Seven signs of weight loss, balance aside

Seven signs of weight loss, balance aside

Many people who want to lose weight start badly by doing something really wrong, as well as stressful: they weigh themselves every day . Often several times a day. They rejoice for half a pound more or less, they ruin the day if the opposite happens, they respond to the scales like Snow White’s mirror: depending on what the scales say you try to do. Do I have an extra pound? I eat less. Do I have a pound less? I eat more, so much so that I care, the diet is working, so I deserve a small reward. And so on until the scales stall, and instead of thinking it’s normal, you abandon the diet. 

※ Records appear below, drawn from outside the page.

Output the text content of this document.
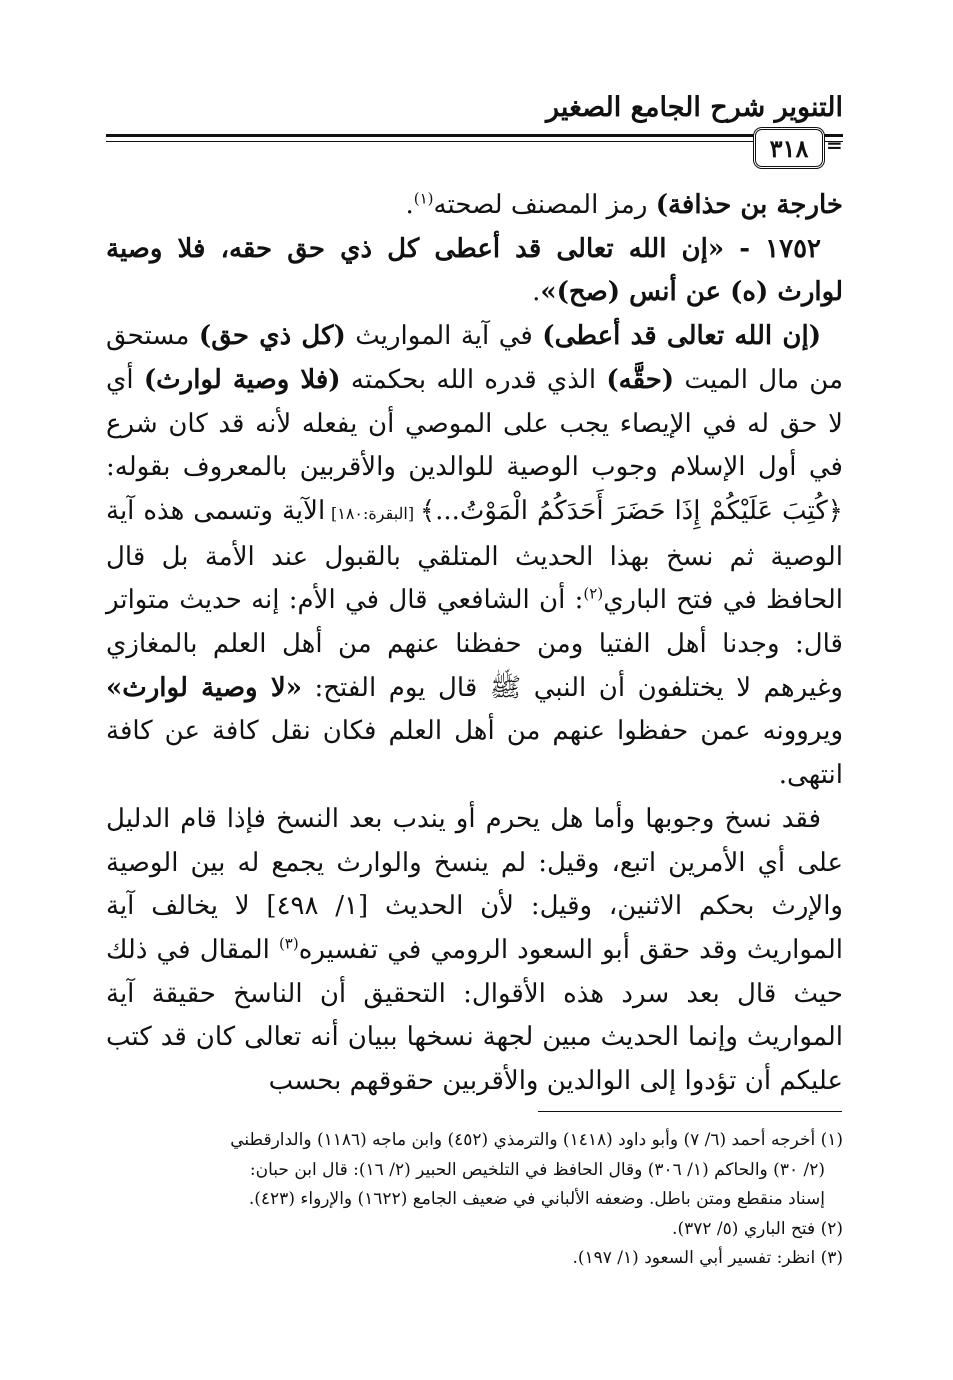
التنوير شرح الجامع الصغير
٣١٨ =

خارجة بن حذافة) رمز المصنف لصحته$^{(١)}$.

١٧٥٢ - «إن الله تعالى قد أعطى كل ذي حق حقه، فلا وصية لوارث (ه) عن أنس (صح)».

(إن الله تعالى قد أعطى) في آية المواريث (كل ذي حق) مستحق من مال الميت (حقَّه) الذي قدره الله بحكمته (فلا وصية لوارث) أي لا حق له في الإيصاء يجب على الموصي أن يفعله لأنه قد كان شرع في أول الإسلام وجوب الوصية للوالدين والأقربين بالمعروف بقوله: ﴿كُتِبَ عَلَيْكُمْ إِذَا حَضَرَ أَحَدَكُمُ الْمَوْتُ...﴾ [البقرة:١٨٠] الآية وتسمى هذه آية الوصية ثم نسخ بهذا الحديث المتلقي بالقبول عند الأمة بل قال الحافظ في فتح الباري$^{(٢)}$: أن الشافعي قال في الأم: إنه حديث متواتر قال: وجدنا أهل الفتيا ومن حفظنا عنهم من أهل العلم بالمغازي وغيرهم لا يختلفون أن النبي ﷺ قال يوم الفتح: «لا وصية لوارث» ويروونه عمن حفظوا عنهم من أهل العلم فكان نقل كافة عن كافة انتهى.

فقد نسخ وجوبها وأما هل يحرم أو يندب بعد النسخ فإذا قام الدليل على أي الأمرين اتبع، وقيل: لم ينسخ والوارث يجمع له بين الوصية والإرث بحكم الاثنين، وقيل: لأن الحديث [١/ ٤٩٨] لا يخالف آية المواريث وقد حقق أبو السعود الرومي في تفسيره$^{(٣)}$ المقال في ذلك حيث قال بعد سرد هذه الأقوال: التحقيق أن الناسخ حقيقة آية المواريث وإنما الحديث مبين لجهة نسخها ببيان أنه تعالى كان قد كتب عليكم أن تؤدوا إلى الوالدين والأقربين حقوقهم بحسب

(١) أخرجه أحمد (٦/ ٧) وأبو داود (١٤١٨) والترمذي (٤٥٢) وابن ماجه (١١٨٦) والدارقطني

(٢/ ٣٠) والحاكم (١/ ٣٠٦) وقال الحافظ في التلخيص الحبير (٢/ ١٦): قال ابن حبان:

إسناد منقطع ومتن باطل. وضعفه الألباني في ضعيف الجامع (١٦٢٢) والإرواء (٤٢٣).

(٢) فتح الباري (٥/ ٣٧٢).

(٣) انظر: تفسير أبي السعود (١/ ١٩٧).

Personally, I have a body that is a big bastard. It’s not a body, it’s a war machine, set up for survival after a thermonuclear apocalypse. Too bad there is no apocalypse. I know what it means to be overweight, I know what it means to be bullied for being overweight, I have lost weight and I am a former Libra obsessive – I know what it means to hold on to that number more than anything else. 
But I learned that my body can stay even two or three weeks in low calorie without giving any positive sign on the scale or almost: only to mark a weight loss from the fourth week onwards.

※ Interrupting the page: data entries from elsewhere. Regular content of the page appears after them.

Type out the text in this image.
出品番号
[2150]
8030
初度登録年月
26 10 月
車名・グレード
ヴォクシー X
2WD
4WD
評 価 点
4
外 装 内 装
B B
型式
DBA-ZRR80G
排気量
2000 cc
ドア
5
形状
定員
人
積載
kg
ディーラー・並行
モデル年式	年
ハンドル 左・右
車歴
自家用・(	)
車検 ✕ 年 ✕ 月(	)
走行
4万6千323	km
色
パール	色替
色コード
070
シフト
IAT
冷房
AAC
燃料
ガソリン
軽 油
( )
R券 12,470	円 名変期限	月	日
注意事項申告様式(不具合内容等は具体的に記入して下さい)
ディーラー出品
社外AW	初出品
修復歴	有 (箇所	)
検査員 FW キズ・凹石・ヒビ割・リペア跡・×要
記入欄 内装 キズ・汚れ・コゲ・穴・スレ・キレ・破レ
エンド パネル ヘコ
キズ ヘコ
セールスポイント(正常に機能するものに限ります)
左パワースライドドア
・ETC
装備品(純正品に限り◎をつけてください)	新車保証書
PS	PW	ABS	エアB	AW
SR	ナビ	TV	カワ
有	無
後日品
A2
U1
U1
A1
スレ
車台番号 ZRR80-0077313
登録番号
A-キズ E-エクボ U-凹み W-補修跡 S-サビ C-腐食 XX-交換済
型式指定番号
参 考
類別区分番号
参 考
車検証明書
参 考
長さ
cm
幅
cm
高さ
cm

I know that in weight loss, as in everything in life, consistency rewards. And I know that the weight on the scale is the result of many things: when we lose weight quickly it’s never good news, because most of that weight won’t be body fat and therefore won’t correspond to actual weight loss . Believe me, I’m not your enemy, and I know what that sense of euphoria you get when the scales go down: you feel successful and powerful. And the opposite when it goes up.

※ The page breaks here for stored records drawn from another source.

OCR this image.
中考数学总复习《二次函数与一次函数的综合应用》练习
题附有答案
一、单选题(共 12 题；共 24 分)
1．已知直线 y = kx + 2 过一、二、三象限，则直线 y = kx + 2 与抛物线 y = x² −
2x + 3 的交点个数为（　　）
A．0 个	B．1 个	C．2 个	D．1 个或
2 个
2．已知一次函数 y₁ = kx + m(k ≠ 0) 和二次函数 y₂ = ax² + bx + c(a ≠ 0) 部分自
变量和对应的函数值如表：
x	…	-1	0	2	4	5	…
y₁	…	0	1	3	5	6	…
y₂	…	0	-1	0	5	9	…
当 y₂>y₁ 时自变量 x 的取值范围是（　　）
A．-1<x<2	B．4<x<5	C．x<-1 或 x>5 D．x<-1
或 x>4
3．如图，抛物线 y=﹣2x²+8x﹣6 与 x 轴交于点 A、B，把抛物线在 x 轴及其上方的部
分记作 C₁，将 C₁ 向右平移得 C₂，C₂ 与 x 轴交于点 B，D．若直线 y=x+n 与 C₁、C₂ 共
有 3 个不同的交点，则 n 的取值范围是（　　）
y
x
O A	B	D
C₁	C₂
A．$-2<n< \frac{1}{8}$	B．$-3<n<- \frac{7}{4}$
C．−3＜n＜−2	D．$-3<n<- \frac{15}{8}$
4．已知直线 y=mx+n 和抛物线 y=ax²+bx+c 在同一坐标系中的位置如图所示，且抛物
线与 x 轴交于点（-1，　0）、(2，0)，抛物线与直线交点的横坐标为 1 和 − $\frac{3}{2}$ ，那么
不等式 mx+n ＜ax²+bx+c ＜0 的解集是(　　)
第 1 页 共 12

But … what if I told you that when the scales go down too fast you shouldn’t rejoice? And that when it goes up it doesn’t necessarily mean that you are fat? The flab weighs little. And the body gets rid of it with difficulty.
So if you lose a pound a week, rest assured it’s not fat. This is best understood by going to the gym: muscles swell, drawing water and nourishment in the form of muscle glycogen. The weight goes up. Does it mean that you are fat? No. In a way, you are closer to real weight loss than a diet. Like this chick who has lost six sizes of clothes, but the scale is one kilo less.